Poi viaggio in treno, Wi-Fi ballerino, incontro con amica che mi costringe a parlare. Giungo di fronte a una Tv quando Roger è alla fine della battaglia contro il tignoso Coric. Un set pari, mi collego in prossimità del tie-break del terzo, dopo quasi due ore e mezza di gioco. In un amen, qualche Kyrie eleison e un paio di salmi imprecatori (da parte mia) Roger si trova sotto 4-6. Ma questa volta, udite udite, è lui ad annullare due match point. Il primo con una resistenza da fondo campo che somiglia più a una guerra di nervi. Il giovanotto croato cade nella trappola del gattone svizzero e sbaglia un dritto in avanzamento non impossibile. Tifo italiano impazzito sulla Grandstand Arena. Il secondo lo neutralizza con un servizio che induce l’altro all’errore. Mi aggiungo ai tifosi, con un grido belluino. Mentre salto, so già che vincerà: “Gioia in cielo, esulti la terra!”, sento emergere dalle viscere. E così, poco dopo le 20, un dritto vincente e una trappola su cui Coric cade a rete gli consegnano la vittoria. Voce rauca ormai, ora di cena.
Già pregusto l’indomani. In un luogo ameno, senza impegni, potrò guardare il quarto di finale in santa pace, si fa per dire, e ciò che seguirà. A tarda sera ecco il nome dell’avversario: l’astro nascente Tsitsipas. C’è una sconfitta pesante da vendicare…
E invece il tennis si rivela una volta di più lo sport del diavolo. Nel primo pomeriggio di venerdì Francesco mi telefona: Roger ha annunciato il ritiro per fastidi fisici. A quasi 38 anni non si possono giocare due partite in un giorno. “A ogni giorno basta la sua partita”, direbbe Gesù, quasi alla lettera.

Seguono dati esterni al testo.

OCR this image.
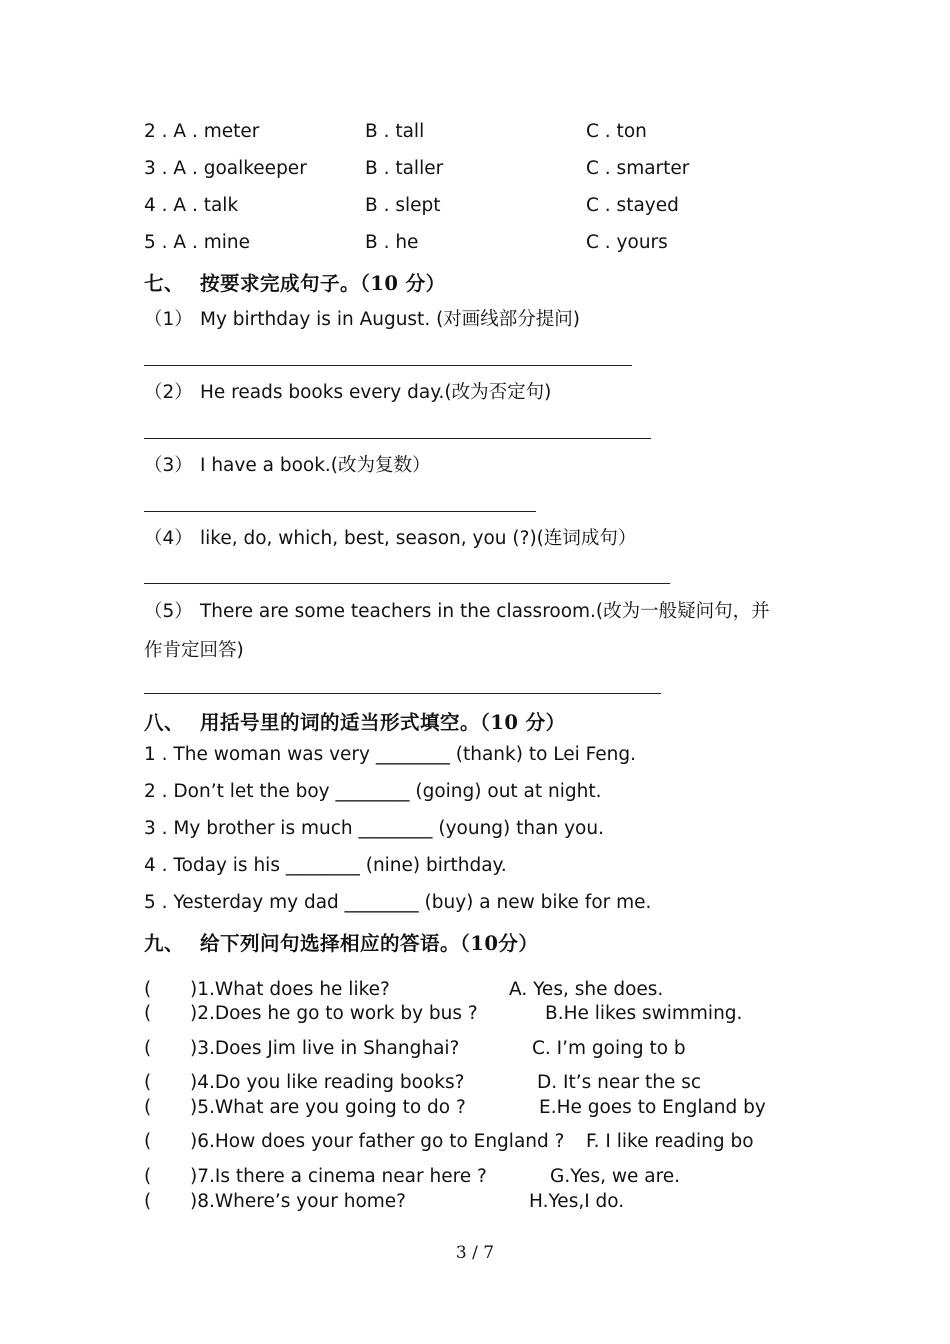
2 . A . meter	B . tall	C . ton
3 . A . goalkeeper	B . taller	C . smarter
4 . A . talk	B . slept	C . stayed
5 . A . mine	B . he	C . yours
七、 按要求完成句子。（10 分）
（1） My birthday is in August. (对画线部分提问)
（2） He reads books every day.(改为否定句)
（3） I have a book.(改为复数）
（4） like, do, which, best, season, you (?)(连词成句）
（5） There are some teachers in the classroom.(改为一般疑问句，并
作肯定回答)
八、 用括号里的词的适当形式填空。（10 分）
1 . The woman was very ________ (thank) to Lei Feng.
2 . Don’t let the boy ________ (going) out at night.
3 . My brother is much ________ (young) than you.
4 . Today is his ________ (nine) birthday.
5 . Yesterday my dad ________ (buy) a new bike for me.
九、 给下列问句选择相应的答语。（10分）
( )1.What does he like?	A. Yes, she does.
( )2.Does he go to work by bus ?	B.He likes swimming.
( )3.Does Jim live in Shanghai?	C. I’m going to b
( )4.Do you like reading books?	D. It’s near the sc
( )5.What are you going to do ?	E.He goes to England by
( )6.How does your father go to England ? F. I like reading bo
( )7.Is there a cinema near here ?	G.Yes, we are.
( )8.Where’s your home?	H.Yes,I do.
3 / 7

Lui diceva “la sua pena”, ma ogni nuovo dì non è forse una partita, una faticosa lotta? Una, appunto: a ogni giorno la sua. Affrontarne due è troppo, anche per chi, come il Re, sa ingannare il tempo…

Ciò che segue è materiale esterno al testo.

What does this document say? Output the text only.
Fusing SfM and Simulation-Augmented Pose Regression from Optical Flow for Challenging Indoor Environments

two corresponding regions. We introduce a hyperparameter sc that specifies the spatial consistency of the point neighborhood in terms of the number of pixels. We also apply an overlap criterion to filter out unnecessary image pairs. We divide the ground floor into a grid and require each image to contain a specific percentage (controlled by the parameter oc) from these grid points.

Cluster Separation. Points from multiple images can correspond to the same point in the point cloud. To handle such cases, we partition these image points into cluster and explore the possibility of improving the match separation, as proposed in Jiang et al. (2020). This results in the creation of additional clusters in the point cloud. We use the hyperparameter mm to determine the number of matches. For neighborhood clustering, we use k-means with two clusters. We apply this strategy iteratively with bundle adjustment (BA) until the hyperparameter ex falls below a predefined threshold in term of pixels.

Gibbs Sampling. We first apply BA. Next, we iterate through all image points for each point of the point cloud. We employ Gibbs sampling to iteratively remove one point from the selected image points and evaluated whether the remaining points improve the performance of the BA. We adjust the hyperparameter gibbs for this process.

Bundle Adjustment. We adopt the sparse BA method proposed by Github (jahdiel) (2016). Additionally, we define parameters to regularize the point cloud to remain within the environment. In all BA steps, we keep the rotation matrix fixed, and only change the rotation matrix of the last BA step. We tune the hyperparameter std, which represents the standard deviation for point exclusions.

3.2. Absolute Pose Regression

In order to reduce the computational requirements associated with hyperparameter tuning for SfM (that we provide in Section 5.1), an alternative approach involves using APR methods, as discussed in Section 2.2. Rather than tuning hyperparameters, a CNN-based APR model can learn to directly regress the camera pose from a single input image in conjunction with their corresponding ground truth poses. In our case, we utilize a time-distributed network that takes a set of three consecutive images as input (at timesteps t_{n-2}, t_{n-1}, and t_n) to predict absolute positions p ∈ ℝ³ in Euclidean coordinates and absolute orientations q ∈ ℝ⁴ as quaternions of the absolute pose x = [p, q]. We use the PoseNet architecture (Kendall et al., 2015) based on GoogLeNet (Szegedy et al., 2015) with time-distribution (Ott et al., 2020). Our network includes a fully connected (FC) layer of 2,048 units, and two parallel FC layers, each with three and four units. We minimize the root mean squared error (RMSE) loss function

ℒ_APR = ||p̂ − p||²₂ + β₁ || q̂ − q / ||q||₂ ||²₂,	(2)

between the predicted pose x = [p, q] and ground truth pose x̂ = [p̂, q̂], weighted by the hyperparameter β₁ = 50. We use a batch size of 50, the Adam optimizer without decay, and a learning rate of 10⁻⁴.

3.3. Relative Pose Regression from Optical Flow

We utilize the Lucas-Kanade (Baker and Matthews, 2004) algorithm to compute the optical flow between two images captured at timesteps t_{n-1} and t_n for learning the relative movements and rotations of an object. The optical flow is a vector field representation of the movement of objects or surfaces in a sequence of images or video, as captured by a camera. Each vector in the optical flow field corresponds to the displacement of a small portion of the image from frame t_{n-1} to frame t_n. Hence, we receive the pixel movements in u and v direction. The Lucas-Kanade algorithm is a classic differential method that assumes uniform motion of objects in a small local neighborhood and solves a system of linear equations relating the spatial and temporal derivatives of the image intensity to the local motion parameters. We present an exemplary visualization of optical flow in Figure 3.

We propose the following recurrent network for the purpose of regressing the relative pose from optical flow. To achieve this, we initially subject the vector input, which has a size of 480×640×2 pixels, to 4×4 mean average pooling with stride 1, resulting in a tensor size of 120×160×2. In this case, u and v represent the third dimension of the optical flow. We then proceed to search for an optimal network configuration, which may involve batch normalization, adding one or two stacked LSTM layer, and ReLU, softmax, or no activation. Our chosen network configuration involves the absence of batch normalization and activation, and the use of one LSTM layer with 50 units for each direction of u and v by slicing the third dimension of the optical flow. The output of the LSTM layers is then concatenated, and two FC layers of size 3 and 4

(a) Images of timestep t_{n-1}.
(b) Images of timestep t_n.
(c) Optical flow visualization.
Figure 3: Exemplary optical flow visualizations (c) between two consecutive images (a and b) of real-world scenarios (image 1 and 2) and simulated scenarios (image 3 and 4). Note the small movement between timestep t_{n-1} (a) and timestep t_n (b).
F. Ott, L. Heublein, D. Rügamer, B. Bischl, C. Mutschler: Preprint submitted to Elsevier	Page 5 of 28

Ricorderemo quel 16 maggio per uno scatto di Ray Giubilo, immagine oltremodo simbolica in questi tempi, resa celebre dalla nostra rivista: Roger sulla riga di fondo del Centrale di Roma, al cuore di un esile fascio di luce, circondato da ombre con le fattezze di un mostro. Il bianco dell’abbigliamento, il rosso della terra, il gigante oscuro che sembra voler divorare il campo, persino la pallina gialla. Anche il Magnifico, spettinato, è sorpreso, esita: colpirla o no di rovescio? Nell’incertezza ha piedi ben piantati a terra, mani sulla racchetta e occhi solo per lei, la pallina. “Soli, ma stretti un po’ di più, solo io, solo tu”, cantava qualcuno. Tra un attimo il Re agirà… Tranquilli, lui lo sa: al cuore del buio, c’è spazio e tempo (il timing!) solo per l’essenziale. Perché una scintilla inizi a squarciare la notte.